Konser programı ise başlı başına bir dünya haritası gibi:
Paco de Lucía’nın zamansız dokunuşları, Chick Corea’nın cazın sınırlarını eğip büken melodik zekâsı, Michael Jackson pop kültürünün evrensel enerjisi… Hepsi bu sahnede, tek bir bütünün parçaları hâline gelecek.

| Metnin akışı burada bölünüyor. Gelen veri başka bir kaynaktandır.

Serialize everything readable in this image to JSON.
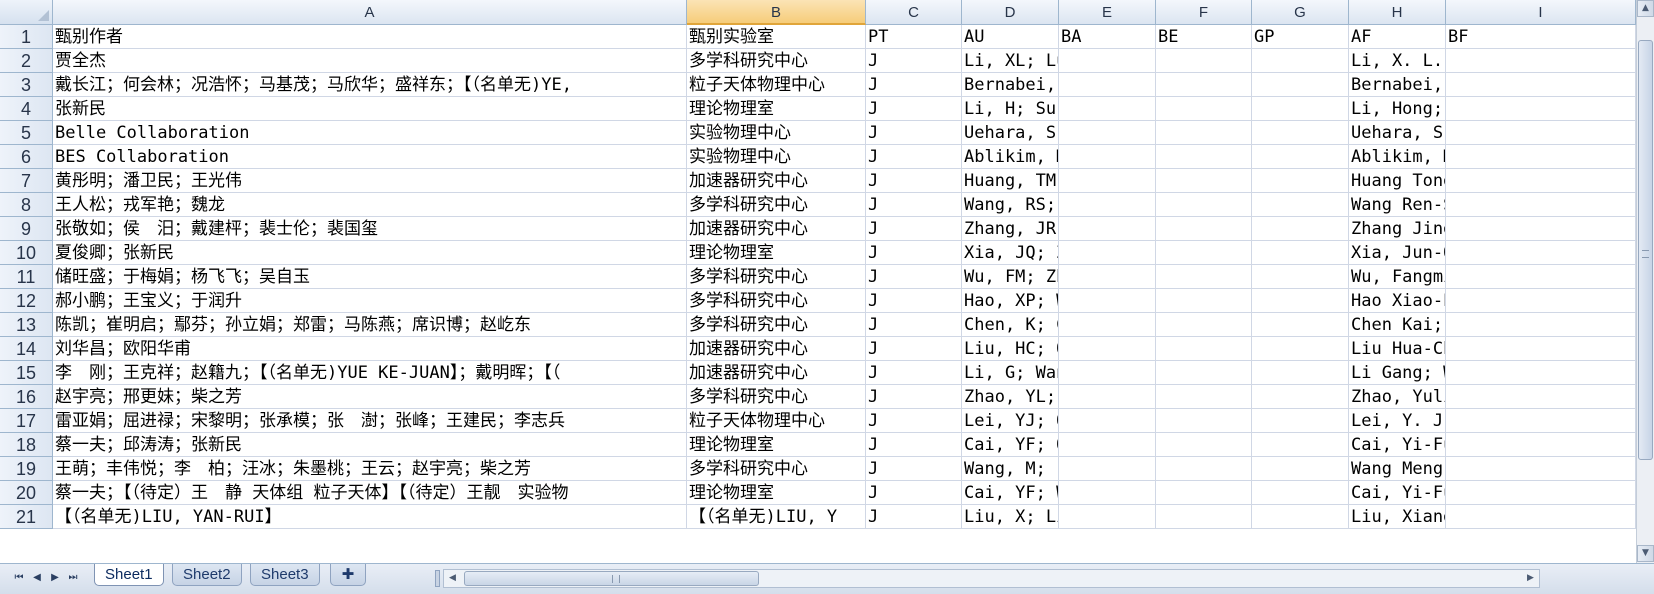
{
  "columns": [
    "A",
    "B",
    "C",
    "D",
    "E",
    "F",
    "G",
    "H",
    "I"
  ],
  "selected_column": "B",
  "rows": [
    {
      "num": "1",
      "A": "甄别作者",
      "B": "甄别实验室",
      "C": "PT",
      "D": "AU",
      "E": "BA",
      "F": "BE",
      "G": "GP",
      "H": "AF",
      "I": "BF"
    },
    {
      "num": "2",
      "A": "贾全杰",
      "B": "多学科研究中心",
      "C": "J",
      "D": "Li, XL; Lu, HB; Li, M; Mai, ZH; Kim,",
      "H": "Li, X. L.; Lu, H."
    },
    {
      "num": "3",
      "A": "戴长江；何会林；况浩怀；马基茂；马欣华；盛祥东；【（名单无)YE,",
      "B": "粒子天体物理中心",
      "C": "J",
      "D": "Bernabei, R; Belli, P; Montecchia, F",
      "H": "Bernabei, R.; Bell"
    },
    {
      "num": "4",
      "A": "张新民",
      "B": "理论物理室",
      "C": "J",
      "D": "Li, H; Su, M; Fan, ZH; Dai, ZG; Zhar",
      "H": "Li, Hong; Su, Meng"
    },
    {
      "num": "5",
      "A": "Belle Collaboration",
      "B": "实验物理中心",
      "C": "J",
      "D": "Uehara, S; Adachi, I; Aihara, H; Aul",
      "H": "Uehara, S.; Adachi"
    },
    {
      "num": "6",
      "A": "BES Collaboration",
      "B": "实验物理中心",
      "C": "J",
      "D": "Ablikim, M; Bai, JZ; Ban, Y; Cai, X;",
      "H": "Ablikim, M.; Bai,"
    },
    {
      "num": "7",
      "A": "黄彤明；潘卫民；王光伟",
      "B": "加速器研究中心",
      "C": "J",
      "D": "Huang, TM; Pan, WM; Wang, GW; Furuya",
      "H": "Huang Tong-Ming; P"
    },
    {
      "num": "8",
      "A": "王人松；戎军艳；魏龙",
      "B": "多学科研究中心",
      "C": "J",
      "D": "Wang, RS; Rong, JY; Wei, L",
      "H": "Wang Ren-Song; Ron"
    },
    {
      "num": "9",
      "A": "张敬如；侯　汨；戴建枰；裴士伦；裴国玺",
      "B": "加速器研究中心",
      "C": "J",
      "D": "Zhang, JR; Hou, M; Dai, JP; Pei, SL;",
      "H": "Zhang Jing-Ru; Hou"
    },
    {
      "num": "10",
      "A": "夏俊卿；张新民",
      "B": "理论物理室",
      "C": "J",
      "D": "Xia, JQ; Zhang, XM",
      "H": "Xia, Jun-Qing; Zha"
    },
    {
      "num": "11",
      "A": "储旺盛；于梅娟；杨飞飞；吴自玉",
      "B": "多学科研究中心",
      "C": "J",
      "D": "Wu, FM; Zhang, JH; Sun, JP; Huang, F",
      "H": "Wu, Fangming; Zhan"
    },
    {
      "num": "12",
      "A": "郝小鹏；王宝义；于润升",
      "B": "多学科研究中心",
      "C": "J",
      "D": "Hao, XP; Wang, BY; Yu, RS; Wei, L; W",
      "H": "Hao Xiao-Peng; Wan"
    },
    {
      "num": "13",
      "A": "陈凯；崔明启；鄢芬；孙立娟；郑雷；马陈燕；席识博；赵屹东",
      "B": "多学科研究中心",
      "C": "J",
      "D": "Chen, K; Cui, MQ; Yan, F; Zhao, J; S",
      "H": "Chen Kai; Cui Ming"
    },
    {
      "num": "14",
      "A": "刘华昌；欧阳华甫",
      "B": "加速器研究中心",
      "C": "J",
      "D": "Liu, HC; Ouyang, HF",
      "H": "Liu Hua-Chang; Ouy"
    },
    {
      "num": "15",
      "A": "李　刚；王克祥；赵籍九；【（名单无)YUE KE-JUAN】；戴明晖；【（",
      "B": "加速器研究中心",
      "C": "J",
      "D": "Li, G; Wang, KX; Zhao, JJ; Yue, KJ;",
      "H": "Li Gang; Wang Ke-X"
    },
    {
      "num": "16",
      "A": "赵宇亮；邢更妹；柴之芳",
      "B": "多学科研究中心",
      "C": "J",
      "D": "Zhao, YL; Xing, GM; Chai, ZF",
      "H": "Zhao, Yuliang; Xin"
    },
    {
      "num": "17",
      "A": "雷亚娟；屈进禄；宋黎明；张承模；张　澍；张峰；王建民；李志兵",
      "B": "粒子天体物理中心",
      "C": "J",
      "D": "Lei, YJ; Qu, JL; Song, LM; Zhang, CM",
      "H": "Lei, Y. J.; Qu, J."
    },
    {
      "num": "18",
      "A": "蔡一夫；邱涛涛；张新民",
      "B": "理论物理室",
      "C": "J",
      "D": "Cai, YF; Qiu, TT; Brandenberger, R;",
      "H": "Cai, Yi-Fu; Qiu, T"
    },
    {
      "num": "19",
      "A": "王萌；丰伟悦；李　柏；汪冰；朱墨桃；王云；赵宇亮；柴之芳",
      "B": "多学科研究中心",
      "C": "J",
      "D": "Wang, M; Feng, WY; Lu, WW; Li, B; Wa",
      "H": "Wang Meng; Feng We"
    },
    {
      "num": "20",
      "A": "蔡一夫；【（待定）王　静 天体组 粒子天体】【（待定）王靓　实验物",
      "B": "理论物理室",
      "C": "J",
      "D": "Cai, YF; Wang, J",
      "H": "Cai, Yi-Fu; Wang,"
    },
    {
      "num": "21",
      "A": "【（名单无)LIU, YAN-RUI】",
      "B": "【（名单无)LIU, Y",
      "C": "J",
      "D": "Liu, X; Liu, YR; Deng, WZ; Zhu, SL",
      "H": "Liu, Xiang; Liu, Y"
    }
  ],
  "sheet_tabs": [
    {
      "label": "Sheet1",
      "active": true
    },
    {
      "label": "Sheet2",
      "active": false
    },
    {
      "label": "Sheet3",
      "active": false
    }
  ],
  "new_sheet_icon": "insert-worksheet-icon",
  "nav_icons": [
    "first-sheet-icon",
    "prev-sheet-icon",
    "next-sheet-icon",
    "last-sheet-icon"
  ],
  "colors": {
    "grid": "#d0d7e5",
    "header": "#dce5f1",
    "selected_header": "#f6cd7a"
  }
}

Barcelona Guitar Trio & Dance
Barcelona Guitar Trio & Dance, kökeni itibarıyla Barcelona’nın kültürel merkezinde, özellikle de Palau de la Música Catalana çevresindeki gitar ve flamenko sahnesinde şekillenmiş bir oluşum. Trio, Barcelona’da aynı sanatsal çevrede yer alan ve İspanyol gitarının farklı ekollerini temsil eden üç virtüözün ortak bir projede buluşmasıyla doğmuş: Xavier Coll, Luis Robisco ve Ali Arango.
Bu üç isim zaten Barcelona’nın klasik ve flamenko gitar çevrelerinde aktif olarak konser veren, ustalığı kabul görmüş sanatçılar. Aynı çevrede bulunuşları ve düzenli olarak aynı salonlarda -özellikle UNESCO Dünya Mirası listesinde yer alan Palau de la Música Catalana’da- sahne almaları, zamanla ortak bir proje fikrinin filizlenmesine yol açtı. Üçlü, özellikle Paco de Lucía’ya adanan konser dizilerinde beraber çalarak bir araya geldi.

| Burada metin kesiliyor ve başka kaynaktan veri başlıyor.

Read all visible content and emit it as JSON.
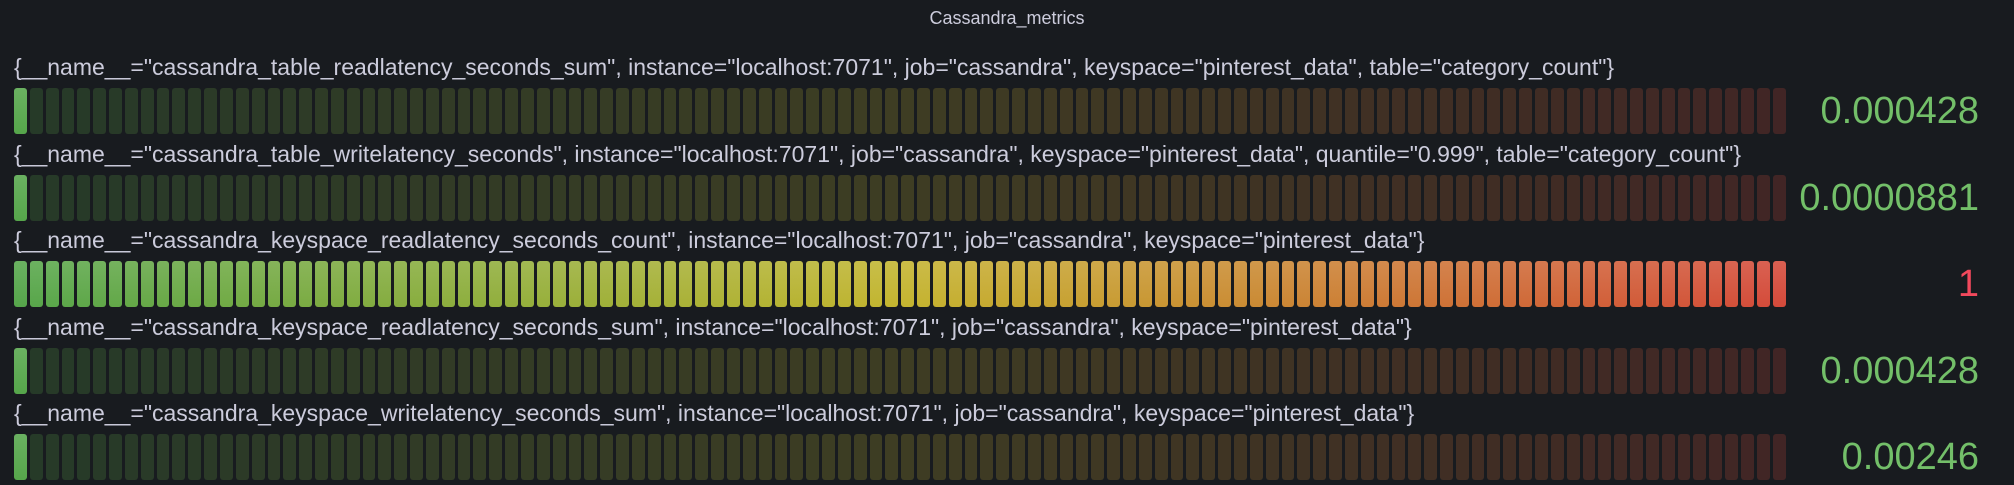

Bu çekirdek kadroya daha sonra iki flamenko dansçısı José Manuel Álvarez ve Carolina Morgado ve bir perküsyon ustası (Lucas Balbo eklendi. Böylece topluluk yalnızca bir gitar üçlüsü olmaktan çıkıp, flamenkonun hem müzikal hem sahnesel boyutunu bütünleyen çok katmanlı bir gösteriye dönüştü. Aynı yapı bugün hâlâ grubun imzası kabul ediliyor.

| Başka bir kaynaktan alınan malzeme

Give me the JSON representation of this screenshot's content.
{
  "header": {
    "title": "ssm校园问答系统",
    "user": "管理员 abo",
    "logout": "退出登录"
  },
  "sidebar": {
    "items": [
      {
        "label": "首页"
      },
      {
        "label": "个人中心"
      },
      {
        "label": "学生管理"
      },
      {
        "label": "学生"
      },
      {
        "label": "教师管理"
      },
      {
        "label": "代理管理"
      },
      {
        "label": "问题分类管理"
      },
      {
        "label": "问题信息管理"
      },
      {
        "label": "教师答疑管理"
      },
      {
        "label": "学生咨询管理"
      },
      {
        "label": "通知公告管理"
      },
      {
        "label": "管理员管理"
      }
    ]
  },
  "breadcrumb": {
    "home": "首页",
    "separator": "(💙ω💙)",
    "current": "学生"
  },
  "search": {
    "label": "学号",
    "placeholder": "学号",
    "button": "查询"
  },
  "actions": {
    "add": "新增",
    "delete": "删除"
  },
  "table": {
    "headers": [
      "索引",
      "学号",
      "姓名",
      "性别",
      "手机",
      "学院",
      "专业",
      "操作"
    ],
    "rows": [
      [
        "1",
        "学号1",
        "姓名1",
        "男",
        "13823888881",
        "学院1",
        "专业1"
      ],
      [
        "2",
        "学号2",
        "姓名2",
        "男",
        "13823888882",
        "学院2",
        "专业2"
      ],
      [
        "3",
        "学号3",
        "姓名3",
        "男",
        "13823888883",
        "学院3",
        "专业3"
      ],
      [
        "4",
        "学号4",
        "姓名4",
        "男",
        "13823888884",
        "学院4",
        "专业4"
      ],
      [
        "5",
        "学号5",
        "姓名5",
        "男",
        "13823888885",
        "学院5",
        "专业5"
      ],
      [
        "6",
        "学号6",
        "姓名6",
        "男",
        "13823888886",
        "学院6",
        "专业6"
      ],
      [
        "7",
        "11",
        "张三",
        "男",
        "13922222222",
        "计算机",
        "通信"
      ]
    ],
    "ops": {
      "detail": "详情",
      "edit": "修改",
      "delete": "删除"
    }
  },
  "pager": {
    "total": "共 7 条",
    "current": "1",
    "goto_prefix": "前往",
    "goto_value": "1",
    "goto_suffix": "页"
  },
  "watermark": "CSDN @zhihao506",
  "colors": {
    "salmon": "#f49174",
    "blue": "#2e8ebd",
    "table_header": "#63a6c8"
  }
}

Topluluğun birleşmesini hızlandıran en önemli unsur, üç gitaristin de hem klasik hem flamenko hem de çağdaş repertuvara yatkın olmalarıydı. Bu ortak zemin Manuel de Falla’dan Federico García Lorca’ya, Chick Corea’dan Paco de Lucía’ya uzanan geniş bir dağarcığı uyumla icra edebilmelerini sağladı. Yakaladıkları uyum, kısa sürede uluslararası sahnelere taşındı ve grup Estonya’dan İsrail’e, Norveç’ten Güney Kore’ye, Türkiye’den ABD’ye kadar çok geniş bir turne ağına yayıldı.
Aynı şehirde kök salmış üç büyük gitaristin, flamenko dansı ve perküsyonla birleşen bir sahne estetiği yaratma arzusunun ürünü olarak ortaya çıkan Barcelona Guitar Trio & Dance’in her performanı, bu ortak kökün, birlikte büyüyen müzikal bir ağacın meyvesi gibi sahnede canlı bir organizma hâline geliyor.
Barcelona’nın sesini dünyaya taşıyan üç usta
Avrupa’dan Amerika’ya, Uzak Doğu’dan Akdeniz kıyılarına kadar 30’dan fazla ülkede sahne almış olan Xavier Coll, yalnızca bir gitar virtüözü değil, aynı zamanda klasik gitar geleneğinin İspanyol gitarı geleneğiyle kesiştiği noktada kendi sesini inşa etmiş bir müzisyen olarak öne çıkıyor. Sahnedeki varlığı teknik ustalığın ötesinde, zaman zaman bir oda müziği geleneğinin zarafetini, zaman zaman da sokak kökenli flamenkonun sıcak nefesini taşıyor. Barcelona’nın kültürel damarlarında yetişmiş bir sanatçı olarak Coll hem solo projeleri hem de Barcelona Guitar Trio içindeki rolüyle Katalan müzik dünyasının uluslararası temsilcilerinden biri hâline gelmiş durumda. Bir yandan da ESMUC’ta oda müziği eğitimcisi olarak genç müzisyenlere rehberlik ediyor; öğrencilerine yalnızca teknik değil, ‘müziğin iç sesi’ dediği ifade kabiliyetini de aktarmaya özen gösteriyor. Coll’u dinlerken hem zarif bir klasik anlatının hem de İspanyol gitarının sıcak, güneşli tınısının aynı bedende nasıl barınabildiğine tanık oluyorsunuz.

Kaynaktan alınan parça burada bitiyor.